È impressionante che una casa editrice come Rizzoli pubblichi libri come questo, di nessuna importanza. Forse andava appoggiato un intellettuale sviluppatosi in un movimento di estrema destra come Meridiano zero, e chiamato da Ferrara al Foglio; ma soprattutto, dal novembre 2022 presidente della Fondazione Maxxi e ora nuovo ministro della Cultura.

Ma pure qui c’è qualcosa di strano. Giuli del 2007 riuscì a pubblicare un suo libro da Einaudi/Stile libero, Il passo delle oche, un durissimo attacco a Fini, ai finiani e ai postfiniani.

Tra essi includeva «l’arrembante Giorgia Meloni»; e fin qui passi.

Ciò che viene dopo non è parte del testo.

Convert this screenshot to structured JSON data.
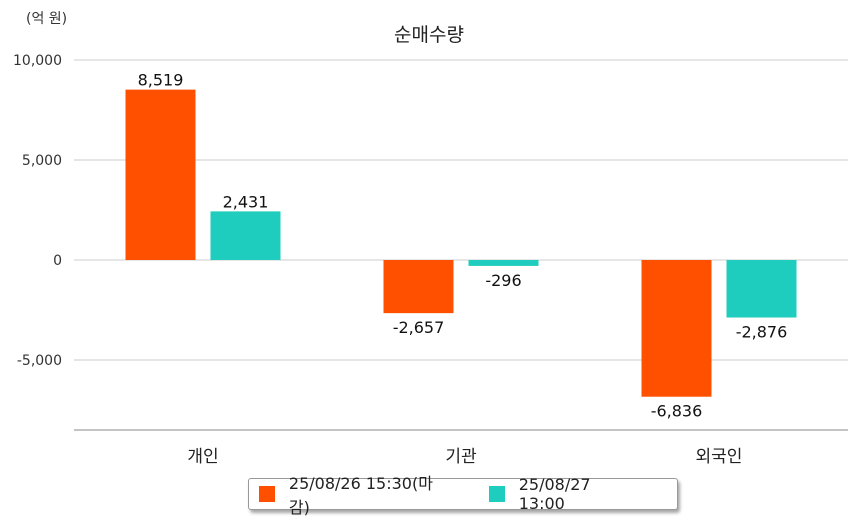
{
  "chart_data": {
    "type": "bar",
    "title": "순매수량",
    "unit_label": "(억 원)",
    "categories": [
      "개인",
      "기관",
      "외국인"
    ],
    "series": [
      {
        "name": "25/08/26 15:30(마감)",
        "color": "#ff5000",
        "values": [
          8519,
          -2657,
          -6836
        ]
      },
      {
        "name": "25/08/27 13:00",
        "color": "#1ecdbd",
        "values": [
          2431,
          -296,
          -2876
        ]
      }
    ],
    "data_labels": [
      [
        "8,519",
        "-2,657",
        "-6,836"
      ],
      [
        "2,431",
        "-296",
        "-2,876"
      ]
    ],
    "y_ticks": [
      10000,
      5000,
      0,
      -5000
    ],
    "y_tick_labels": [
      "10,000",
      "5,000",
      "0",
      "-5,000"
    ],
    "ylim": [
      -8500,
      10000
    ],
    "grid": true,
    "legend_position": "bottom"
  }
}
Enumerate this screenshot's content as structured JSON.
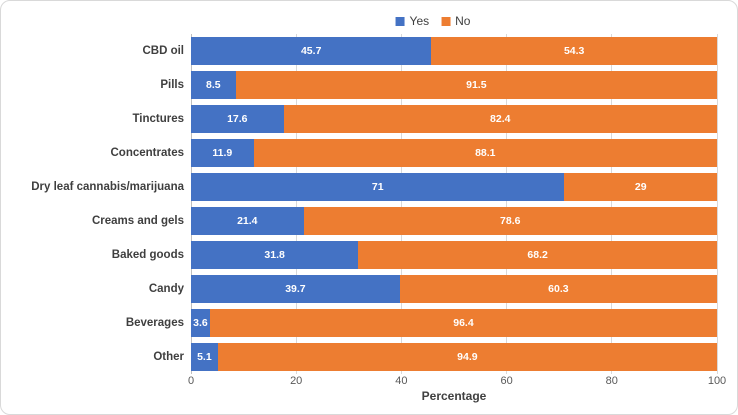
{
  "chart_data": {
    "type": "bar",
    "orientation": "horizontal",
    "stacked": true,
    "categories": [
      "CBD oil",
      "Pills",
      "Tinctures",
      "Concentrates",
      "Dry leaf cannabis/marijuana",
      "Creams and gels",
      "Baked goods",
      "Candy",
      "Beverages",
      "Other"
    ],
    "series": [
      {
        "name": "Yes",
        "color": "#4472C4",
        "values": [
          45.7,
          8.5,
          17.6,
          11.9,
          71,
          21.4,
          31.8,
          39.7,
          3.6,
          5.1
        ]
      },
      {
        "name": "No",
        "color": "#ED7D31",
        "values": [
          54.3,
          91.5,
          82.4,
          88.1,
          29,
          78.6,
          68.2,
          60.3,
          96.4,
          94.9
        ]
      }
    ],
    "xlabel": "Percentage",
    "xlim": [
      0,
      100
    ],
    "x_ticks": [
      0,
      20,
      40,
      60,
      80,
      100
    ],
    "legend_position": "top-center",
    "grid": "vertical",
    "value_labels": "inside-center"
  },
  "colors": {
    "axis_line": "#bfbfbf",
    "gridline": "#d9d9d9",
    "tick_text": "#595959",
    "category_label_text": "#3f3f3f",
    "bar_value_text": "#ffffff",
    "figure_border": "#d9d9d9",
    "background": "#ffffff"
  }
}
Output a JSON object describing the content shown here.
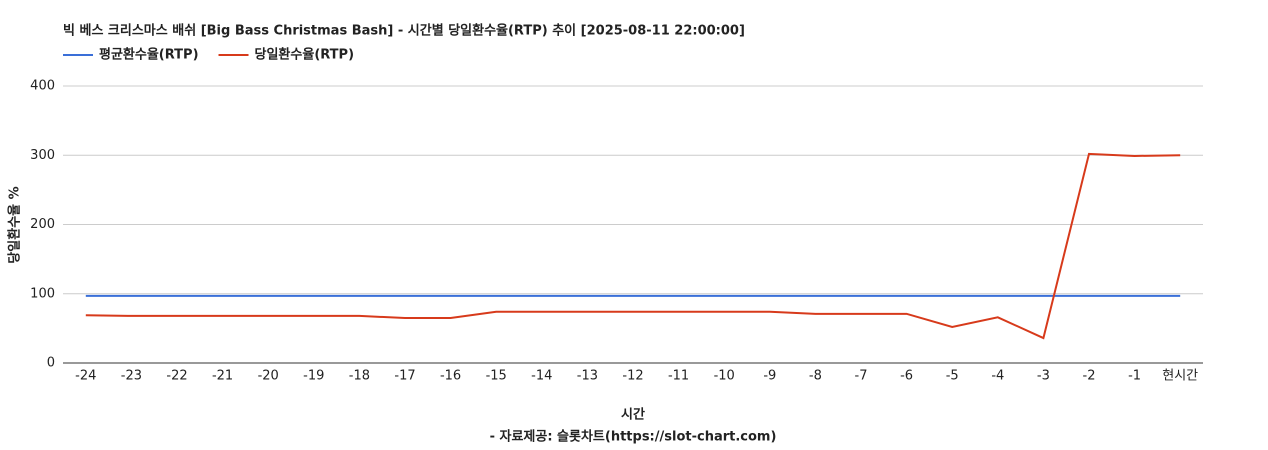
{
  "chart_data": {
    "type": "line",
    "title": "빅 베스 크리스마스 배쉬 [Big Bass Christmas Bash] - 시간별 당일환수율(RTP) 추이 [2025-08-11 22:00:00]",
    "x_label": "시간",
    "y_label": "당일환수율 %",
    "source": "- 자료제공: 슬롯차트(https://slot-chart.com)",
    "categories": [
      "-24",
      "-23",
      "-22",
      "-21",
      "-20",
      "-19",
      "-18",
      "-17",
      "-16",
      "-15",
      "-14",
      "-13",
      "-12",
      "-11",
      "-10",
      "-9",
      "-8",
      "-7",
      "-6",
      "-5",
      "-4",
      "-3",
      "-2",
      "-1",
      "현시간"
    ],
    "series": [
      {
        "name": "평균환수율(RTP)",
        "color": "#3a6fd8",
        "values": [
          97,
          97,
          97,
          97,
          97,
          97,
          97,
          97,
          97,
          97,
          97,
          97,
          97,
          97,
          97,
          97,
          97,
          97,
          97,
          97,
          97,
          97,
          97,
          97,
          97
        ]
      },
      {
        "name": "당일환수율(RTP)",
        "color": "#d73a1b",
        "values": [
          69,
          68,
          68,
          68,
          68,
          68,
          68,
          65,
          65,
          74,
          74,
          74,
          74,
          74,
          74,
          74,
          71,
          71,
          71,
          52,
          66,
          36,
          302,
          299,
          300
        ]
      }
    ],
    "ylim": [
      0,
      400
    ],
    "yticks": [
      0,
      100,
      200,
      300,
      400
    ],
    "grid": true,
    "legend": "top-left"
  }
}
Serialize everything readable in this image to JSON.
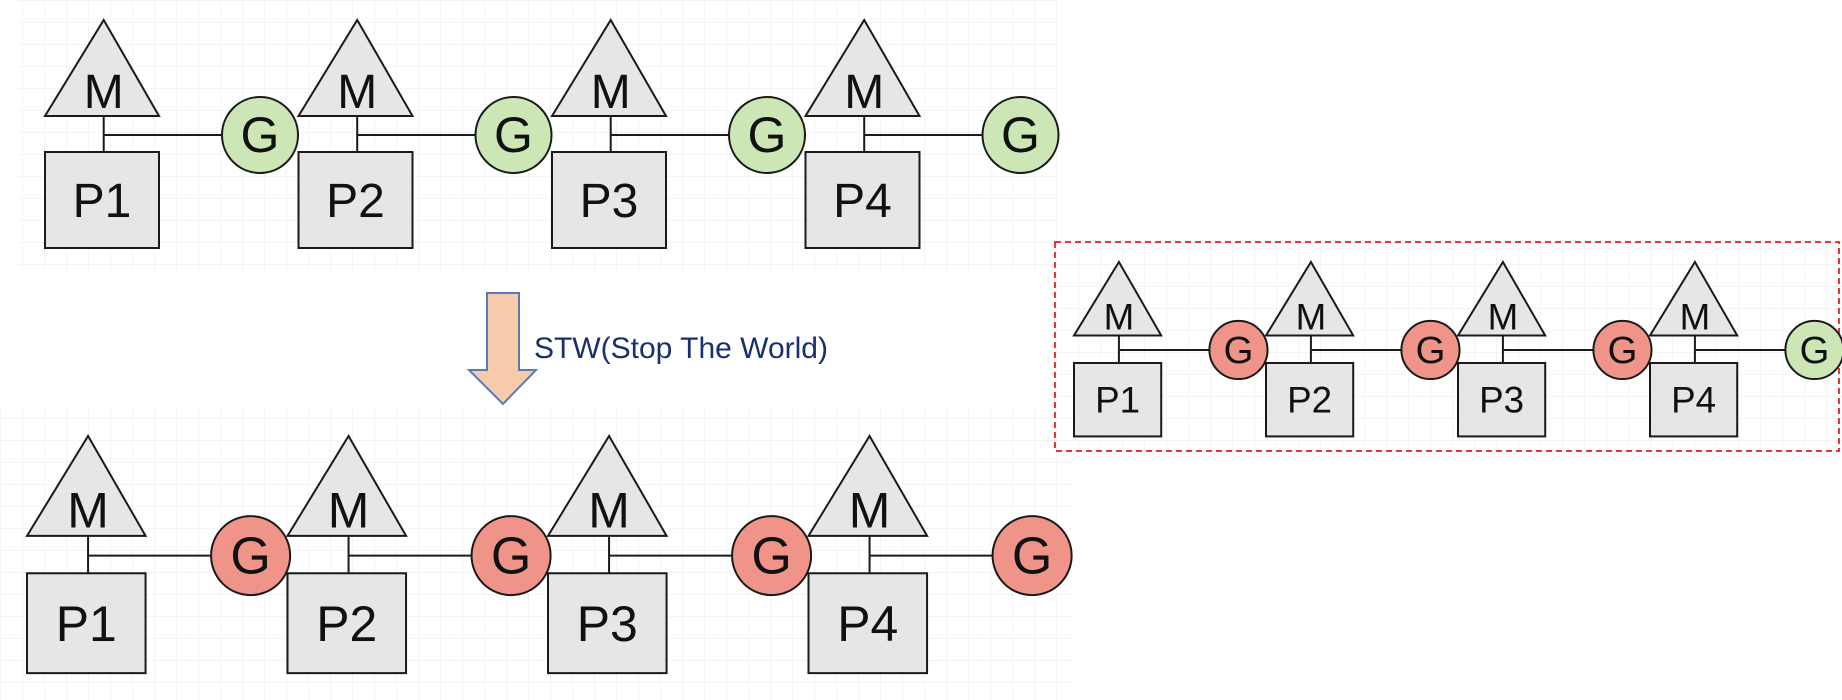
{
  "colors": {
    "shape_fill": "#e6e6e6",
    "stroke": "#1a1a1a",
    "g_green": "#cde6b5",
    "g_red": "#f0948a",
    "arrow_fill": "#f6cbac",
    "arrow_stroke": "#5b79b5",
    "stw_text": "#1a2f6f",
    "highlight_border": "#e53935",
    "grid": "#e8e8e8"
  },
  "top_row": {
    "units": [
      {
        "m": "M",
        "p": "P1",
        "g": "G",
        "g_state": "green"
      },
      {
        "m": "M",
        "p": "P2",
        "g": "G",
        "g_state": "green"
      },
      {
        "m": "M",
        "p": "P3",
        "g": "G",
        "g_state": "green"
      },
      {
        "m": "M",
        "p": "P4",
        "g": "G",
        "g_state": "green"
      }
    ]
  },
  "arrow": {
    "label": "STW(Stop The World)"
  },
  "bottom_row": {
    "units": [
      {
        "m": "M",
        "p": "P1",
        "g": "G",
        "g_state": "red"
      },
      {
        "m": "M",
        "p": "P2",
        "g": "G",
        "g_state": "red"
      },
      {
        "m": "M",
        "p": "P3",
        "g": "G",
        "g_state": "red"
      },
      {
        "m": "M",
        "p": "P4",
        "g": "G",
        "g_state": "red"
      }
    ]
  },
  "highlight_row": {
    "units": [
      {
        "m": "M",
        "p": "P1",
        "g": "G",
        "g_state": "red"
      },
      {
        "m": "M",
        "p": "P2",
        "g": "G",
        "g_state": "red"
      },
      {
        "m": "M",
        "p": "P3",
        "g": "G",
        "g_state": "red"
      },
      {
        "m": "M",
        "p": "P4",
        "g": "G",
        "g_state": "green"
      }
    ]
  }
}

Ma aggiungeva: «la ragazza, nel dicembre 2006, ha archiviato malamente una storia piantata alle sue spalle senza che lei se ne sia accorta del tutto: ’Mussolini avrà fatto cose buone, ma il suo sistema autoritario lo condanna, così come per Castro’. Succede sempre così, quando il figlio o la figlia zelota (parole raffinate; ma qui non c’è una sfumatura antisemita?, ndr) di un padre liquidatore (si immagina parlasse di Fini, ndr) si sente tenuto a portare gratitudine».

Chissà se oggi Giuli ripeterebbe una frase del genere. E chissà se Meloni se la rammenta.